The OpenTracing project that is being incubated by the CNCF provides vendor-neutral APIs and instrumentation for distributed tracing in Kubernetes environments and could be used in the cloud-native 5G core. However, this technology was not originally designed for instrumentation in the cloud-native 5G core and therefore, some enhancements and adaptations will be required to make it fit-for-purpose and conducive for 5G core assurance. Some examples of these adaptations are as follows.

  • Content formats. OpenTracing is an API, so the content/payload of the event is not standardised. This means that there is a high likelihood that 5G core vendors may implement it differently, causing non-standard data sets with missing fields to be sent to upstream assurance systems.
  • Encoding format. OpenTracing is widely implemented using ASCII encoding techniques, while streaming network telemetry interfaces use protocol buffers or JSON. The encoding formats need to coalesce around a common approach (for example, protocol buffers) in order to provide an efficient and common data stream format for upstream assurance systems. The merging of OpenTracing and OpenCensus to create the OpenTelemetry project may pave the way for standardisation.

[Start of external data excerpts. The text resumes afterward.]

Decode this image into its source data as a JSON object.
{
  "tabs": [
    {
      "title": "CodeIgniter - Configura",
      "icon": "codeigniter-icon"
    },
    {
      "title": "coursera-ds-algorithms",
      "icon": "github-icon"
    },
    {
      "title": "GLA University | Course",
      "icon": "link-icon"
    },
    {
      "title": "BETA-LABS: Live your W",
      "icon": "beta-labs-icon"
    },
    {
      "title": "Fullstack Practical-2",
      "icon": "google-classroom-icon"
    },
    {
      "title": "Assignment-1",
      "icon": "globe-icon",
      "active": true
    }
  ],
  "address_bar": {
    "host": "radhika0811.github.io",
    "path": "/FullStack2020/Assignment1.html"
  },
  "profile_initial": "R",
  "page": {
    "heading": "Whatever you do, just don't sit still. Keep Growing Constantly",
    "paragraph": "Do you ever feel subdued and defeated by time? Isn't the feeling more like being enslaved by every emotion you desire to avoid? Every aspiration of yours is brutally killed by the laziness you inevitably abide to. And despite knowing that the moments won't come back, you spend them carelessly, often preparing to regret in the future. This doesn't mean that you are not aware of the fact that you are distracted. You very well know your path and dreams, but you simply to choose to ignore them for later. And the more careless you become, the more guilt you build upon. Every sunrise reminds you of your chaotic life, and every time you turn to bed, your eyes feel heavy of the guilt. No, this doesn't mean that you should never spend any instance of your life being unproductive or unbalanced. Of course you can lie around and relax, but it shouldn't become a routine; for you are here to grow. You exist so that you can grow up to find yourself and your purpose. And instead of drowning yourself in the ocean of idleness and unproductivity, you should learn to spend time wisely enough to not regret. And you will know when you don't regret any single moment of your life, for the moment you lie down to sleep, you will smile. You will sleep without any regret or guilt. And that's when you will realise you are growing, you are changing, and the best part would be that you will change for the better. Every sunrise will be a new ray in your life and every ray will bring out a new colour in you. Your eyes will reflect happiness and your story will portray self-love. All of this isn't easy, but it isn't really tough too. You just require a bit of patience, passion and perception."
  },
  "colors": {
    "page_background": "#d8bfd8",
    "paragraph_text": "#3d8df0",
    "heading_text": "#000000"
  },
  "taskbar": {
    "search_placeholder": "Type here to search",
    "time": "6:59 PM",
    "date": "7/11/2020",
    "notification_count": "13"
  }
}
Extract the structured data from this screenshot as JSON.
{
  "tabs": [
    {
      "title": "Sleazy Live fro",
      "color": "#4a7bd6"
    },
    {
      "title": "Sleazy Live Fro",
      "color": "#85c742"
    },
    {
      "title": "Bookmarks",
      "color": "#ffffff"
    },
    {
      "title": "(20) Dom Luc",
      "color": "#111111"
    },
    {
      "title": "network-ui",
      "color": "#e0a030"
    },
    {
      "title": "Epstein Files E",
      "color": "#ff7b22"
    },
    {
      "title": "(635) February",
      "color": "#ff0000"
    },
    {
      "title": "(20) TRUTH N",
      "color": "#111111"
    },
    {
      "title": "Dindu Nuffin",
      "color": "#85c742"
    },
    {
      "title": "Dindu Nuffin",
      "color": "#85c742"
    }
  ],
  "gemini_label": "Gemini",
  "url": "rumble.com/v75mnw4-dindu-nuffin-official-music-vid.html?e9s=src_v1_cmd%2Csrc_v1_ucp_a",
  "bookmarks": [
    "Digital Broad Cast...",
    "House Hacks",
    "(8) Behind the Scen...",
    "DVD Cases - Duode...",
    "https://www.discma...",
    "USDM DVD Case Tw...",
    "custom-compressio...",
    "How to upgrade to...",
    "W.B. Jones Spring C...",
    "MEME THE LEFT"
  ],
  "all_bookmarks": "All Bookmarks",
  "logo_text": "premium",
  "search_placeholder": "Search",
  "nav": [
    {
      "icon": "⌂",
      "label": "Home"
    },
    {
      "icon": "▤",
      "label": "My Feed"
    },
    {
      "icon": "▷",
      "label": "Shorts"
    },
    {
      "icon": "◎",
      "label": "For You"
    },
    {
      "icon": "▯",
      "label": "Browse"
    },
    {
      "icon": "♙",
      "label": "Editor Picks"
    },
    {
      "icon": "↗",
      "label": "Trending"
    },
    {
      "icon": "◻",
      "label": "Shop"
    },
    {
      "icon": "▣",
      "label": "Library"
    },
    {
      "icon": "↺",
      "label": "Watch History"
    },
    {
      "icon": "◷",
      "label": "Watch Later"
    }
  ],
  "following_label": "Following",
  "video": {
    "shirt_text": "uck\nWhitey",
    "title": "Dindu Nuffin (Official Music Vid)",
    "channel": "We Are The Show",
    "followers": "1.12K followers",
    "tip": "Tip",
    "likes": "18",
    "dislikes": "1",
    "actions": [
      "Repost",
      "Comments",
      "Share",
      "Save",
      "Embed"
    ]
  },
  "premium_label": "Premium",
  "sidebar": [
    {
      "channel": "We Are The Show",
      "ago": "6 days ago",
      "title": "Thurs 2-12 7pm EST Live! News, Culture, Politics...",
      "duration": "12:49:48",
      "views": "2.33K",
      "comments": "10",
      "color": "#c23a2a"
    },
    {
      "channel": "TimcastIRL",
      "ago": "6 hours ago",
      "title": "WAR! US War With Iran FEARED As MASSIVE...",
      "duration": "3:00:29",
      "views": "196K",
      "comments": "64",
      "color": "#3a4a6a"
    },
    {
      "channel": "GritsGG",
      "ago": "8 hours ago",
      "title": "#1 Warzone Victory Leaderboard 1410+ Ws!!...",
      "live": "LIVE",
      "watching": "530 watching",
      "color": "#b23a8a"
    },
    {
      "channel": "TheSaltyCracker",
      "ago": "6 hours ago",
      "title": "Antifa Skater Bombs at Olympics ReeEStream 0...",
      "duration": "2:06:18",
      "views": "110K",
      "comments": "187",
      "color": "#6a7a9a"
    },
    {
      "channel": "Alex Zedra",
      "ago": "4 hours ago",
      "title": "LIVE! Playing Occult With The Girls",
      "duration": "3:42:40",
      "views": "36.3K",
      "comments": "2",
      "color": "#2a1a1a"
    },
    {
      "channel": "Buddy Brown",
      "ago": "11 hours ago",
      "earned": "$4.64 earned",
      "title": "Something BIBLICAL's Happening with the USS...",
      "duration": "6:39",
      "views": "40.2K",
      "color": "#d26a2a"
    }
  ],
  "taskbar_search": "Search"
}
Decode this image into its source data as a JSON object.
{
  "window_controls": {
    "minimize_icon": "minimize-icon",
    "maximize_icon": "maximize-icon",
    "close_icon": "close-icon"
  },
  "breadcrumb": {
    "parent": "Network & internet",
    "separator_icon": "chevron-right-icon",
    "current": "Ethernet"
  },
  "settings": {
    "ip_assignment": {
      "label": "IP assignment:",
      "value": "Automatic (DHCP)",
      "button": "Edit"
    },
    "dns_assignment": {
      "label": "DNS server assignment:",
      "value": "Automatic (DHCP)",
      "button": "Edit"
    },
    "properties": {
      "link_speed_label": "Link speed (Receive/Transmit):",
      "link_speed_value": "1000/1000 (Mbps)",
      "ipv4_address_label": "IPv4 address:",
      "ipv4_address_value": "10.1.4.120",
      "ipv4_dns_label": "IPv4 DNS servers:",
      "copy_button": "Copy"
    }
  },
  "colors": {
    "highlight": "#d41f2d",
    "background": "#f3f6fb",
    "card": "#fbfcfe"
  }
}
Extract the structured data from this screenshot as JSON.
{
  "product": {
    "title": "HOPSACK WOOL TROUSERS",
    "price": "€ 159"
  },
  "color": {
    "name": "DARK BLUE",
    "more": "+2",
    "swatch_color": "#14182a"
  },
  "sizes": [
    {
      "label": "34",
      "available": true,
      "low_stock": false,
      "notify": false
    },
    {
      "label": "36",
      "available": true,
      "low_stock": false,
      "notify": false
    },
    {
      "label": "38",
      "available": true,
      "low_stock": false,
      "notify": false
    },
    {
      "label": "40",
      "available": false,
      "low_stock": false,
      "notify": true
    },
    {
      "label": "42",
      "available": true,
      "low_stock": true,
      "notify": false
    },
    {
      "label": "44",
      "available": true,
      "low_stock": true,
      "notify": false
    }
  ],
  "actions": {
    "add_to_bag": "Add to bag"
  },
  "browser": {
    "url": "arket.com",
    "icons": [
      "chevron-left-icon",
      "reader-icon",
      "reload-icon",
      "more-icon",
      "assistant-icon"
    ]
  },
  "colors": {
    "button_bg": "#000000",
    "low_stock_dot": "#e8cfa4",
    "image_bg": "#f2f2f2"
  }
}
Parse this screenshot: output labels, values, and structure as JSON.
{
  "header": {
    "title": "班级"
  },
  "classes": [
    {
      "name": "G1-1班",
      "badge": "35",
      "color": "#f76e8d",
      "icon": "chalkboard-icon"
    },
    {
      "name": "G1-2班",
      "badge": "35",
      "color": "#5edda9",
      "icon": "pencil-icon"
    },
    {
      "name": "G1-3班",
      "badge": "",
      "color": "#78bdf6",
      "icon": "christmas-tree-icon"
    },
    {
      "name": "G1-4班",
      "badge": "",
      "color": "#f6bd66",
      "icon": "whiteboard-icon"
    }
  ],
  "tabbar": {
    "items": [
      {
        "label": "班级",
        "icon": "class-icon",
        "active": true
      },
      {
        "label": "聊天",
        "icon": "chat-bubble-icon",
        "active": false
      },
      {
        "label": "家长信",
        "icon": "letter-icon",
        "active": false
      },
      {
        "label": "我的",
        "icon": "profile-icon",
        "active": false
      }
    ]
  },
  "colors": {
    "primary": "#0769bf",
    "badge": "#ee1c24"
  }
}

  • Streaming sampled versus all events data. The OpenTracing implementation may need to offer flexibility in terms of what data is sent to upstream assurance applications (that is, whether sampled data or all events data is used). This flexibility is likely to impact the performance of the core infrastructure, so the right technology choices will need to be made in terms of encoding techniques.

These issues highlight the need for the standardisation of open-source APIs such as OpenTracing to make it easier for the vendors that are developing 5G and assurance products and solutions. Some of the standards definition bodies (for example, TMF Open APIs and Open Data Alliance) must introduce interface and event stream format definitions for the OpenTracing APIs.